Successful examination of the uterus was achieved in 1022/1046 women (97.7%). The uterine cavity could not be clearly visualised due to the presence of large calcified anterior fibroids in 12 women, thin atrophic endometrium in nine women, an intrauterine contraceptive device in two women and previous endometrial resection in one woman. These 24 women were excluded from further analysis.
Congenital uterine anomalies were observed in 55 women (5.4%), including 32 (3.1%) with an arcuate uterus and 23 (2.3%) with major anomalies; there were 16 women with a subseptate uterus, four with a bicornuate uterus, two with an unicornuate uterus and one with uterine agenesis. There was no significant association between the prevalence of uterine anomalies and either the indication for referral (χ2= 1.76; P > 0.05; 5 df; Table 1), or the women's age (χ2= 2.4; P > 0.05; 3 df).
In this study of women attending a gynaecological ultrasound unit the prevalence of all congenital uterine anomalies was 5.4%, while the prevalence of major anomalies was 2.3%. Although our study population may not be representative of the general population, as most women attended for the scan because of a specific complaint, there was no significant association between the prevalence of anomalies and either the indication for the scan or the age of women.

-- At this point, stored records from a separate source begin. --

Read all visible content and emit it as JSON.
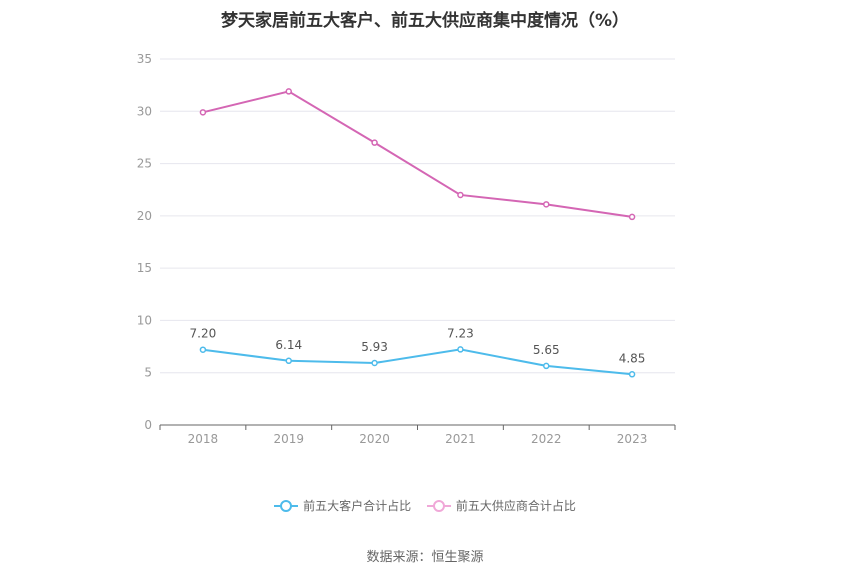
{
  "title": "梦天家居前五大客户、前五大供应商集中度情况（%）",
  "source": "数据来源：恒生聚源",
  "colors": {
    "customers": "#4dbbeb",
    "suppliers": "#d466b4"
  },
  "chart_data": {
    "type": "line",
    "categories": [
      "2018",
      "2019",
      "2020",
      "2021",
      "2022",
      "2023"
    ],
    "ylim": [
      0,
      35
    ],
    "yticks": [
      0,
      5,
      10,
      15,
      20,
      25,
      30,
      35
    ],
    "grid": true,
    "legend_position": "bottom",
    "series": [
      {
        "name": "前五大客户合计占比",
        "values": [
          7.2,
          6.14,
          5.93,
          7.23,
          5.65,
          4.85
        ],
        "labels": [
          "7.20",
          "6.14",
          "5.93",
          "7.23",
          "5.65",
          "4.85"
        ],
        "show_labels": true
      },
      {
        "name": "前五大供应商合计占比",
        "values": [
          29.9,
          31.9,
          27.0,
          22.0,
          21.1,
          19.9
        ],
        "show_labels": false
      }
    ]
  }
}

These findings are compatible with those of three previous studies that attempted to define the prevalence of congenital uterine anomalies in low-risk populations by examining women undergoing elective sterilisation. Cooper et al.3 found congenital uterine anomalies in 20 (6.2%) of 323 women at hysteroscopic sterilisation, Ashton et al.4 reported major anomalies in 16(1.9%) of 840 hysterosalpingograms following transcervical tubal sterilisation and Simon et al.5 found major anomalies in 22 (3.2%) of 679 women that had a hysterosalpingogram five months after sterilisation by laparoscopy or laparotomy. Our findings are also compatible with the 1 % to 7% prevalence of uterine anomalies in studies utilising laparoscopy or hysterosalpingography to investigate women with infertility. In contrast, as expected, our prevalence of anomalies was lower than the 10% to 25% reported in studies of women with recurrent miscarriages.

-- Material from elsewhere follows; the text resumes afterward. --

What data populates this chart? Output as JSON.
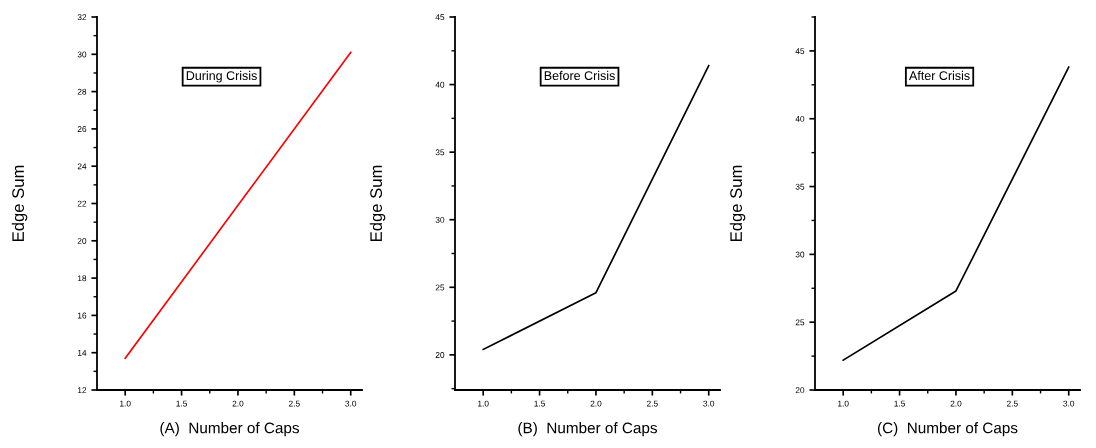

The advantages of three-dimensional ultrasound in the study of uterine morphology are first, the technique is noninvasive, secondly, it provides quantitative information on parameters such as fundal indentation or septum length, which is not possible with the endoscopic methods or hysterosalpingography, and thirdly, the stored ultrasound data may be re-sliced in a way which provides standardised views of the uterus which is also impossible with the traditional techniques. In addition, three-dimensional ultrasound may improve our understanding of the pathophysiology of conditions such as recurrent miscarriage in the context of uterine anomalies and help to identify those women that may benefit from surgery; recent reports have shown that the prognosis in individuals with the same type of uterine anomaly is varied and have questioned the value of metroplasty in the treatment of multiple pregnancy loss6. The disadvantage of three-dimensional ultrasound is that it may not provide adequate examination in the presence of large uterine fibroids. Additionally, the technique is currently confined to a few specialised centres.